Report: China's 2019 greenhouse gas emissions exceeded all other industrialized nations combined

When it comes to greenhouse gas emissions that cause climate change, China is No. 1, and it’s not even close.

A report released last week by the Rhodium Group finds that China’s greenhouse gas emissions in 2019 were higher than those of every other nation in the developed world combined.

China accounted for 27 percent of global emissions, the report stated, while the United States, the second-worst emitter of greenhouse gases, was responsible for 11 percent of the global total.
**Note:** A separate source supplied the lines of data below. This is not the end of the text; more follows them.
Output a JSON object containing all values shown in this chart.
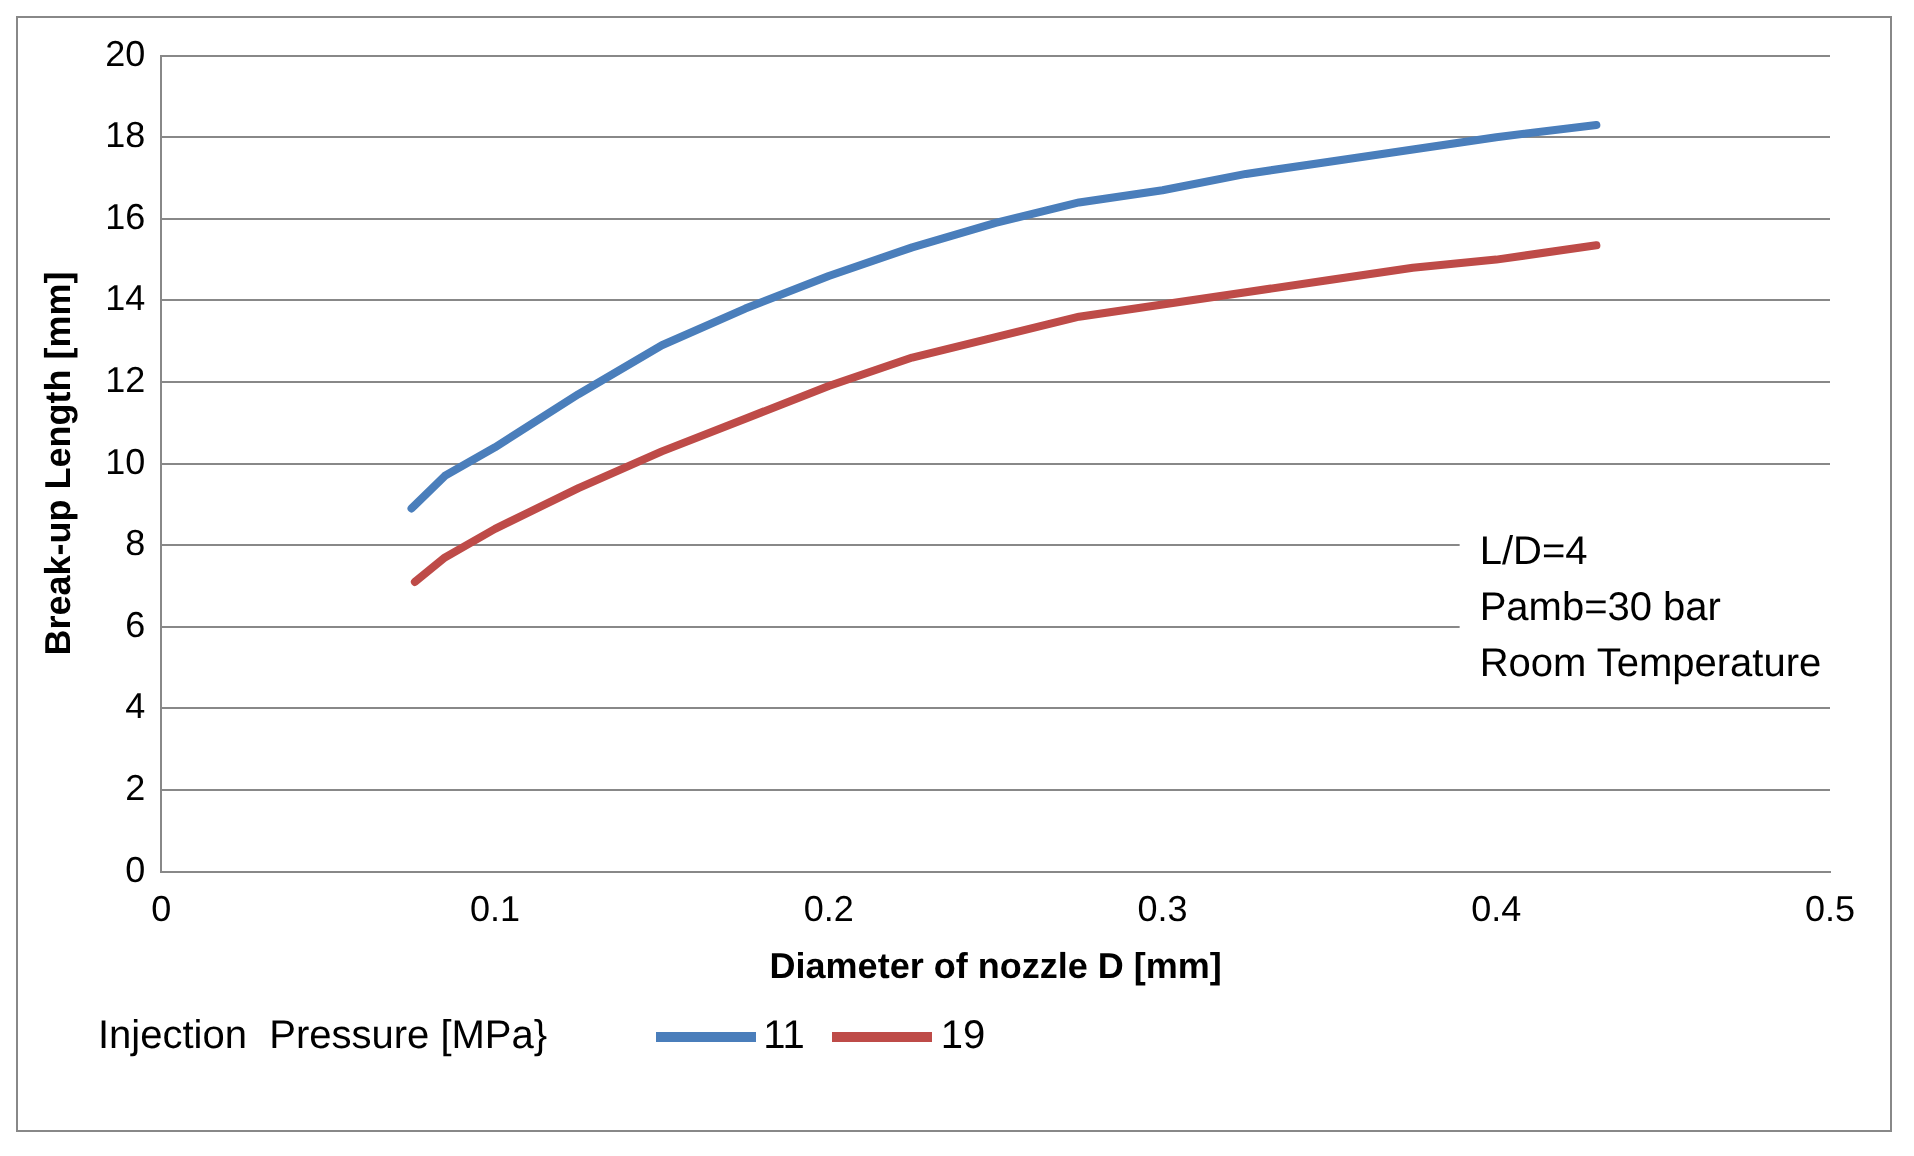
{
  "chart_data": {
    "type": "line",
    "xlabel": "Diameter of nozzle D [mm]",
    "ylabel": "Break-up Length [mm]",
    "legend_title": "Injection  Pressure [MPa}",
    "legend": "bottom",
    "grid": "y",
    "marker": "none",
    "line_style": "solid",
    "xlim": [
      0,
      0.5
    ],
    "xticks": [
      0,
      0.1,
      0.2,
      0.3,
      0.4,
      0.5
    ],
    "ylim": [
      0,
      20
    ],
    "yticks": [
      0,
      2,
      4,
      6,
      8,
      10,
      12,
      14,
      16,
      18,
      20
    ],
    "annotations": [
      "L/D=4",
      "Pamb=30 bar",
      "Room Temperature"
    ],
    "series": [
      {
        "name": "11",
        "color": "#4a7ebb",
        "x": [
          0.075,
          0.085,
          0.1,
          0.125,
          0.15,
          0.175,
          0.2,
          0.225,
          0.25,
          0.275,
          0.3,
          0.325,
          0.35,
          0.375,
          0.4,
          0.43
        ],
        "values": [
          8.9,
          9.7,
          10.4,
          11.7,
          12.9,
          13.8,
          14.6,
          15.3,
          15.9,
          16.4,
          16.7,
          17.1,
          17.4,
          17.7,
          18.0,
          18.3
        ]
      },
      {
        "name": "19",
        "color": "#be4b48",
        "x": [
          0.076,
          0.085,
          0.1,
          0.125,
          0.15,
          0.175,
          0.2,
          0.225,
          0.25,
          0.275,
          0.3,
          0.325,
          0.35,
          0.375,
          0.4,
          0.43
        ],
        "values": [
          7.1,
          7.7,
          8.4,
          9.4,
          10.3,
          11.1,
          11.9,
          12.6,
          13.1,
          13.6,
          13.9,
          14.2,
          14.5,
          14.8,
          15.0,
          15.35
        ]
      }
    ]
  }
}
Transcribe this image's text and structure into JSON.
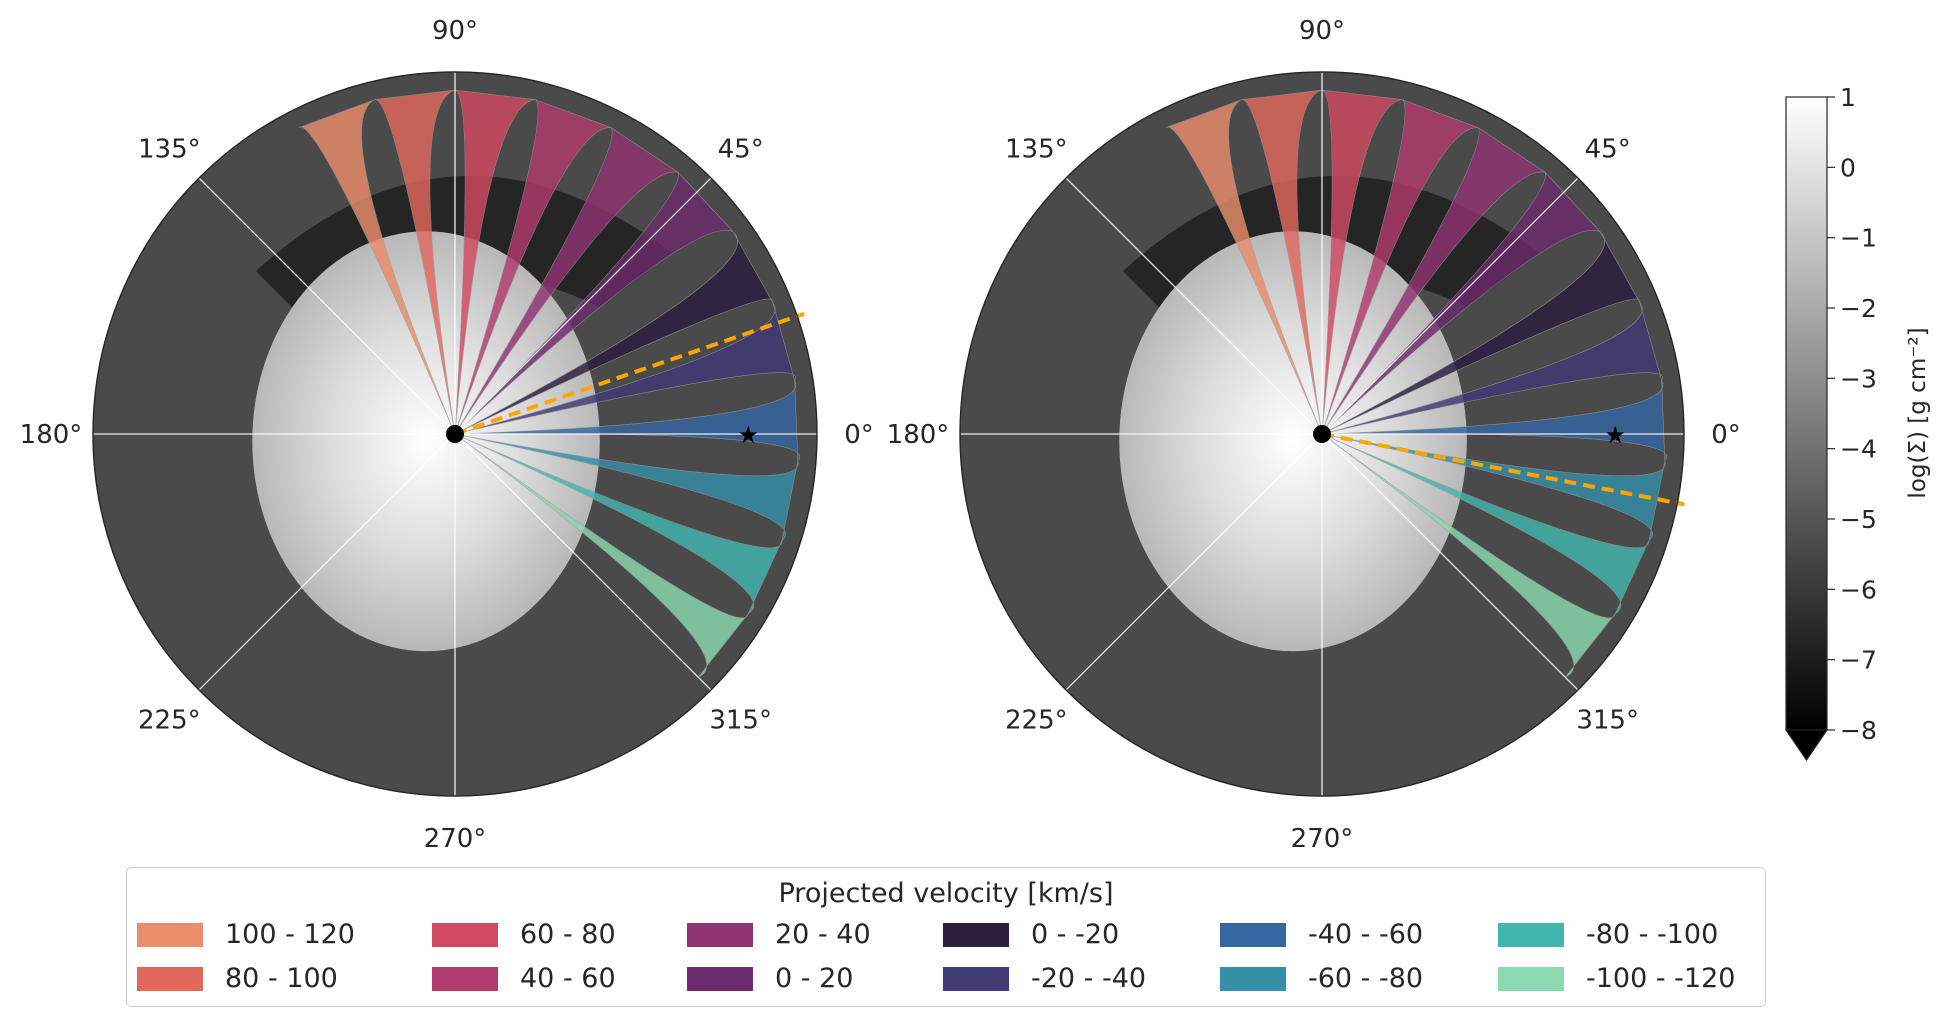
{
  "panels": [
    {
      "name": "left",
      "angle_labels": [
        "90°",
        "45°",
        "0°",
        "315°",
        "270°",
        "225°",
        "180°",
        "135°"
      ],
      "dashed_line_angle_deg": 19,
      "star_azimuth_deg": 0
    },
    {
      "name": "right",
      "angle_labels": [
        "90°",
        "45°",
        "0°",
        "315°",
        "270°",
        "225°",
        "180°",
        "135°"
      ],
      "dashed_line_angle_deg": -11,
      "star_azimuth_deg": 0
    }
  ],
  "colorbar": {
    "label": "log(Σ) [g cm⁻²]",
    "ticks": [
      "1",
      "0",
      "−1",
      "−2",
      "−3",
      "−4",
      "−5",
      "−6",
      "−7",
      "−8"
    ],
    "vmin": -8,
    "vmax": 1,
    "colormap": "greys (black to white)",
    "extend": "min"
  },
  "legend": {
    "title": "Projected velocity [km/s]",
    "items": [
      {
        "label": "100 - 120",
        "color": "#e98d6b"
      },
      {
        "label": "80 - 100",
        "color": "#e3685c"
      },
      {
        "label": "60 - 80",
        "color": "#d14a61"
      },
      {
        "label": "40 - 60",
        "color": "#b13c6c"
      },
      {
        "label": "20 - 40",
        "color": "#8f3371"
      },
      {
        "label": "0 - 20",
        "color": "#6c2b6d"
      },
      {
        "label": "0 - -20",
        "color": "#2b1e3e"
      },
      {
        "label": "-20 - -40",
        "color": "#403a75"
      },
      {
        "label": "-40 - -60",
        "color": "#3567a1"
      },
      {
        "label": "-60 - -80",
        "color": "#348fa7"
      },
      {
        "label": "-80 - -100",
        "color": "#40b7ad"
      },
      {
        "label": "-100 - -120",
        "color": "#8ad9b1"
      }
    ]
  },
  "chart_data": {
    "type": "polar contour map",
    "panels": 2,
    "colorbar_range": [
      -8,
      1
    ],
    "velocity_bins_kms": [
      120,
      100,
      80,
      60,
      40,
      20,
      0,
      -20,
      -40,
      -60,
      -80,
      -100,
      -120
    ]
  }
}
India was responsible for 6.6 percent, while the 27 nations making up the European Union accounted for 6.4 percent.

“Using our newly updated global emissions data through 2019, we estimate that in 2019, for the first time since national greenhouse gas emissions have been measured, China’s annual emissions exceeded those of all developed countries combined,” the report states. “China’s emissions were less than a quarter of developed country emissions in 1990, but over the past three decades have more than tripled, reaching over 14 gigatons of CO2-equivalent in 2019.”

Though China's overall emissions have soared, however, the U.S. continues to be the world's leader in emissions per capita. The report also notes that the climate crisis did not arise overnight, and that while China's emissions have overtaken those of the rest of the world's industrialized nations, other countries share considerable blame for rising global temperatures.
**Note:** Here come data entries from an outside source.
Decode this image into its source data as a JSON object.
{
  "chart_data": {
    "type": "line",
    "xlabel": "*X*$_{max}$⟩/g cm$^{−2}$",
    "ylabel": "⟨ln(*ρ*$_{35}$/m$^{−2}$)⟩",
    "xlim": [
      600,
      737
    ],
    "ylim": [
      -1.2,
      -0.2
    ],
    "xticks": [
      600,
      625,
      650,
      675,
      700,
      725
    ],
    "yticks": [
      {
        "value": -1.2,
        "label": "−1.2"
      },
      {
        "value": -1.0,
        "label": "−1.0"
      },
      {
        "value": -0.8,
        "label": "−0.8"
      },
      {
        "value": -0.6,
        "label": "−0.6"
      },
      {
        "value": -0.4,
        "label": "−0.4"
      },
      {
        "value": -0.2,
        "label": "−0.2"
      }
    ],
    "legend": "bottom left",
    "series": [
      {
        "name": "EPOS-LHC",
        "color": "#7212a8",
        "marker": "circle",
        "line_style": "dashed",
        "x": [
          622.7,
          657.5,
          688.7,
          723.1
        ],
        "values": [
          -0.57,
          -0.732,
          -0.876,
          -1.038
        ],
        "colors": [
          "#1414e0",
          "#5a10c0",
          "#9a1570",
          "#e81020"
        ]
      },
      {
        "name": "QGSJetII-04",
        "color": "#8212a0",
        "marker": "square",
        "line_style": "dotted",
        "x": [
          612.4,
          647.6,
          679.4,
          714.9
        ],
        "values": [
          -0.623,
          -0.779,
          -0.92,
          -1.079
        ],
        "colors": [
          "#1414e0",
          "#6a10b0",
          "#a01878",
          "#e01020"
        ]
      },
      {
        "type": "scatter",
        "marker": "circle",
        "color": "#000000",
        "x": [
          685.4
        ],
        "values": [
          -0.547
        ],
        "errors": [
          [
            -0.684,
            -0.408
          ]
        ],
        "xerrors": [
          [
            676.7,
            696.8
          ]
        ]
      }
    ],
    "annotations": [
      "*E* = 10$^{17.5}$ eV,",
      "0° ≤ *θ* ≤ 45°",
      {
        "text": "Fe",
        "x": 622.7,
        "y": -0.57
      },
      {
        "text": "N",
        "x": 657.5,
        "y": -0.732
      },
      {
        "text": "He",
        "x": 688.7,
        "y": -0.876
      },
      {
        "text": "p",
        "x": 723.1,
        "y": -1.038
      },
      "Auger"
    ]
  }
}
“While China exceeded all developed countries combined in terms of annual emissions and came very close to matching per capita emissions in 2019, China’s history as a major emitter is relatively short compared to developed countries, many of which had more than a century head start,” the report states. “A large share of the CO2 emitted into the atmosphere each year hangs around for hundreds of years. As a result, current global warming is the result of emissions from both the recent and more distant past.”

Once emitted in the form of exhaust or pollution, carbon atoms, for instance, can remain in the atmosphere for 300 to 1,000 years, NASA says on its website. For that reason, cutting greenhouse gas emissions at once is an urgent priority.

Earth model
The United Nations Climate Change Conference in Copenhagen in 2009. (Xinhua/Wu Wei via Getty Images)
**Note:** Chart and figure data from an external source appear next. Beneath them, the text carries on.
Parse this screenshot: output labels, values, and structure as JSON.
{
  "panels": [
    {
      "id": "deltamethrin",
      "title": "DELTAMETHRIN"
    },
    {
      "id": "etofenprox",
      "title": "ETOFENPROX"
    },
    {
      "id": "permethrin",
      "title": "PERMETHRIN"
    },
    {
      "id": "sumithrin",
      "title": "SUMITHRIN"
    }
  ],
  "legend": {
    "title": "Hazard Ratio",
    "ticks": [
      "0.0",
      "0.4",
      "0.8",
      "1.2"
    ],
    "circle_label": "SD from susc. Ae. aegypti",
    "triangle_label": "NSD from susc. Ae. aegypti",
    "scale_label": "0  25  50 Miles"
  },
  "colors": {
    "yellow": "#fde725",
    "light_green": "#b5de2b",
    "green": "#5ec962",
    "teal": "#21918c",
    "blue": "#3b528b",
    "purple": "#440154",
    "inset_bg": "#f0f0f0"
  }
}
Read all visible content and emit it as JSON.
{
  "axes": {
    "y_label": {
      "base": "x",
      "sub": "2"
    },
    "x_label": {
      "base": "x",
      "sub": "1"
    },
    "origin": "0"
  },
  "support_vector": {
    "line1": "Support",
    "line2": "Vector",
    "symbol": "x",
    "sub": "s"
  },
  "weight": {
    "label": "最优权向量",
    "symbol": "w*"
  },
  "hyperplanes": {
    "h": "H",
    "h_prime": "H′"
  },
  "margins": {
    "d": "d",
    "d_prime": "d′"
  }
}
In April, President Biden hosted a climate summit of world leaders, including Chinese President Xi Jinping. Biden announced an ambitious goal for the U.S. to cut greenhouse gas emissions by 50 to 52 percent by 2030.

“This is the decisive decade,” Biden said at the summit. “This is the decade that we must make decisions to avoid the worst consequences of the climate crisis.”

Ahead of the summit, China had committed to becoming carbon-neutral by 2060, and Xi did not update his targets.

The recent pledges made by world governments to limit carbon emissions will not be sufficient to meet the goal of keeping global temperatures from rising above 1.5 degrees Celsius, according to a report released earlier this month by the Climate Action Tracker.

While China's pledge on carbon neutrality is in line with other nations, it leaves out greenhouse gas emissions from other sources such as methane, which is roughly 28 times more harmful to the environment than carbon dioxide in the short term. Whether China can meet its goal of carbon neutrality is also an open question given that it currently relies on 1,058 coal plants for energy, more than half the total global capacity, the BBC reported.

The vast majority of climate scientists have warned that in order to prevent the worst consequences of climate change from occurring, global temperatures need to be kept from rising above 1.5 degrees Celsius. In its landmark 2018 report, the United Nations’ Intergovernmental Panel on Climate Change acknowledged that achieving that goal would require a herculean effort.

“There is no single answer to the question of whether it is feasible to limit warming to 1.5°C and adapt to the consequences,” the report stated.

For China, adapting to climate change’s consequences means, among other things, a marked rise in the number and severity of dust storms in the northern part of the country, a decrease in rainfall in the east, more powerful tropical cyclones making landfall, and the melting of its glaciers, according to a report from the Wilson Center.

Of course, the negative impacts of climate change do not adhere to borders, a fact that makes a concerted global effort to curb rising temperatures that much more important.